A luta contra o conformismo domina a actualidade europeia (e mundial) numa expectativa de mudança de ciclos que traga um sustentado progresso social e económico, invertendo as múltiplas crises que minaram a confiança dos cidadãos. Goste-se ou não do estilo do Presidente da Comissão Europeia, o roteiro que apresentou no seu discurso sobre o Estado da União não é passivo e encerra um significativo avanço para o que se pretende para a União Europeia.

Os dados estatísticos económicos e sociais registados em todo o território Europeu não deixam margem para dúvida de que, como referiu Jean-Claude Juncker, “a Europa tem novamente o vento a seu favor” e o Presidente pretende aproveitá-lo para construir uma Europa mais unida, mais forte e mais democrática.

Passamos, assim, de um cenário dialéctico do que se pretende para a UE, fundado nos cinco cenários para o futuro da Europa apresentados pela Comissão em Março deste ano, para uma proposta que, combinando quatro deles (com a excepção da restrição a uma exclusiva gestão de mercado interno), tem a virtude de conter uma linha de orientação concretamente definida, com uma calendarização bem  delineada e que marca a essência do que será o Plano de Trabalho dos próximos ano e meio nas instituições europeias.

Não pretendo, com isto, levar o leitor a inferir que tudo o que consta na proposta da Comissão será implementado no próximo ano e meio. Nenhuma Comissão conseguiria tal feito, atendendo à morosidade do processo legislativo Europeu que encerra em si mesmo a pretensão da estabilidade. As iniciativas que dão continuidade às reformas efectuadas serão, naturalmente, rapidamente concluídas. Como exemplo, temos  a integração do novo quadro social no Semestre Europeu para a qual tanto tenho lutado, assunto ao qual retornarei numa próxima crónica. Contudo, propostas muito mais ambiciosas como a União Monetária, a reforma institucional com a criação de um único Presidente da Comissão e do Conselho e de uma sub-lista transacional para o Parlamento Europeu, ou o alargamento do espaço Schengen e da União, certamente apenas poderão começar a ser preparadas, pela controvérsia que geram (da qual não me dissocio).

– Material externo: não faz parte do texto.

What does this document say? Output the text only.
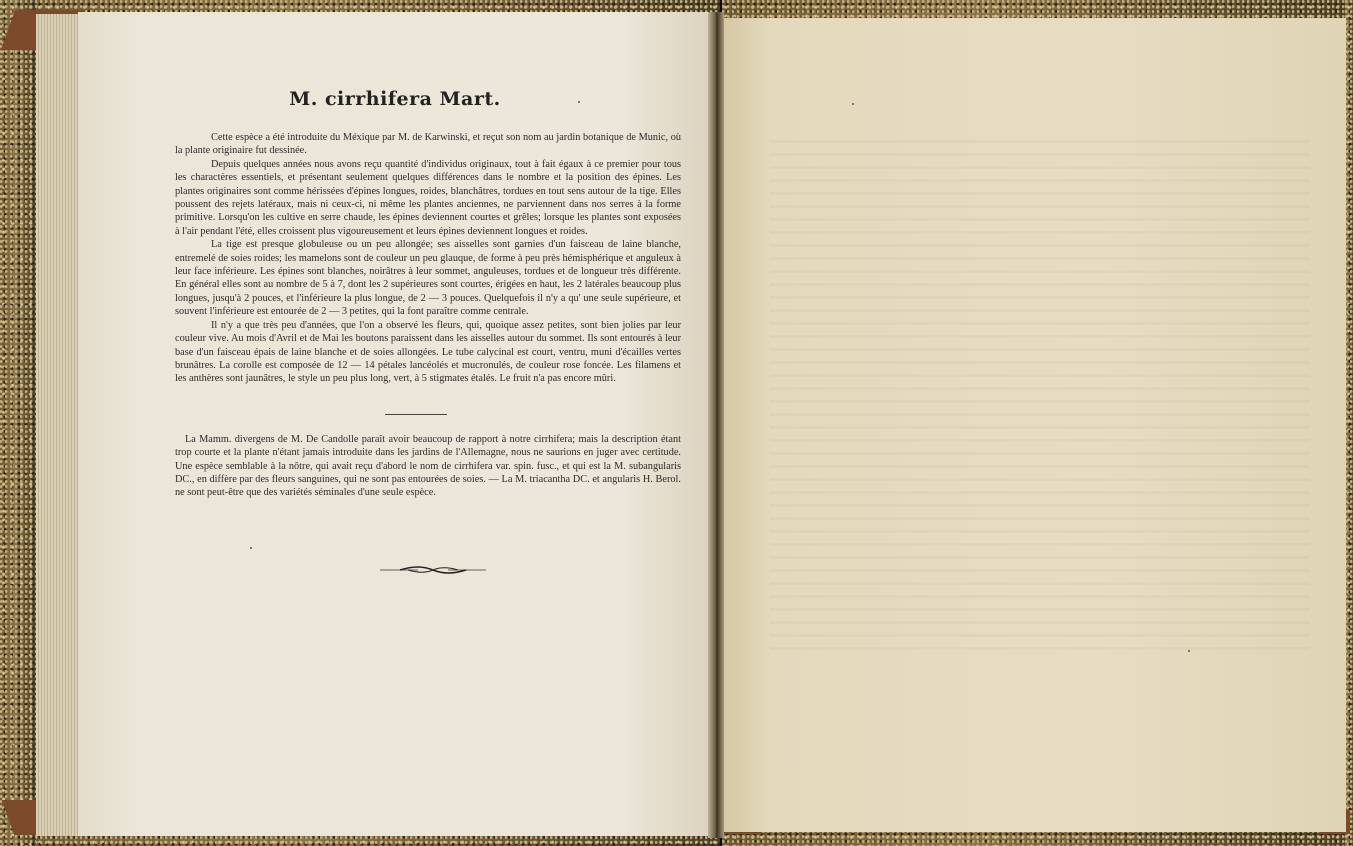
M. cirrhifera Mart.

Cette espèce a été introduite du Méxique par M. de Karwinski, et reçut son nom au jardin botanique de Munic, où la plante originaire fut dessinée.

Depuis quelques années nous avons reçu quantité d'individus originaux, tout à fait égaux à ce premier pour tous les charactères essentiels, et présentant seulement quelques différences dans le nombre et la position des épines. Les plantes originaires sont comme hérissées d'épines longues, roides, blanchâtres, tordues en tout sens autour de la tige. Elles poussent des rejets latéraux, mais ni ceux-ci, ni même les plantes anciennes, ne parviennent dans nos serres à la forme primitive. Lorsqu'on les cultive en serre chaude, les épines deviennent courtes et grêles; lorsque les plantes sont exposées à l'air pendant l'été, elles croissent plus vigoureusement et leurs épines deviennent longues et roides.

La tige est presque globuleuse ou un peu allongée; ses aisselles sont garnies d'un faisceau de laine blanche, entremelé de soies roides; les mamelons sont de couleur un peu glauque, de forme à peu près hémisphérique et anguleux à leur face inférieure. Les épines sont blanches, noirâtres à leur sommet, anguleuses, tordues et de longueur très différente. En général elles sont au nombre de 5 à 7, dont les 2 supérieures sont courtes, érigées en haut, les 2 latérales beaucoup plus longues, jusqu'à 2 pouces, et l'inférieure la plus longue, de 2 — 3 pouces. Quelquefois il n'y a qu' une seule supérieure, et souvent l'inférieure est entourée de 2 — 3 petites, qui la font paraître comme centrale.

Il n'y a que très peu d'années, que l'on a observé les fleurs, qui, quoique assez petites, sont bien jolies par leur couleur vive. Au mois d'Avril et de Mai les boutons paraissent dans les aisselles autour du sommet. Ils sont entourés à leur base d'un faisceau épais de laine blanche et de soies allongées. Le tube calycinal est court, ventru, muni d'écailles vertes brunâtres. La corolle est composée de 12 — 14 pétales lancéolés et mucronulés, de couleur rose foncée. Les filamens et les anthères sont jaunâtres, le style un peu plus long, vert, à 5 stigmates étalés. Le fruit n'a pas encore mûri.

La Mamm. divergens de M. De Candolle paraît avoir beaucoup de rapport à notre cirrhifera; mais la description étant trop courte et la plante n'étant jamais introduite dans les jardins de l'Allemagne, nous ne saurions en juger avec certitude. Une espèce semblable à la nôtre, qui avait reçu d'abord le nom de cirrhifera var. spin. fusc., et qui est la M. subangularis DC., en diffère par des fleurs sanguines, qui ne sont pas entourées de soies. — La M. triacantha DC. et angularis H. Berol. ne sont peut-être que des variétés séminales d'une seule espèce.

Com este plano, parece-me que estamos num bom caminho para que se estabeleçam claramente as linhas com que se definirá a União Europeia na próxima legislatura, o que é de louvar por ser, no mínimo, provocatório e permitir um debate muito mais orientado para as eleições europeias que se aproximam, já, a passos largos. Mas não podemos ceder ao instinto de nos limitarmos à análise apresentada pelo Presidente da Comissão. Não descurando o seu papel de escrutinador das políticas e da actuação dos agentes europeus, o Parlamento Europeu não pode demitir-se do seu papel activo como co-legislador, o que sucederia se se restringisse ou deixasse dominar pelos projectos da Comissão. Os frenéticos debates que já se antecipam em torno das dez prioridades anunciadas não podem limitar propostas igualmente ambiciosas noutros domínios. A Agricultura não pode ser relegada para um plano em que venha apenas a progredir por uma acção conjugada e transversal das dez prioridades da Comissão. Com inteligência, devemos aproveitar os princípios enunciados por Juncker para uma maior transparência, segurança e equidade para trazer para primeiro plano a defesa do rendimento dos Agricultores, a regulação da cadeia de distribuição agro-alimentar e a prossecução da segurança alimentar a preços acessíveis para os cidadãos. Os ventos de mudança que se perspectivam devem ter um impacto directo nos europeus. Uma mera reforma institucional não corresponde às suas expectativas e traduzir-se-ia num maior afastamento destes relativamente à acção política central.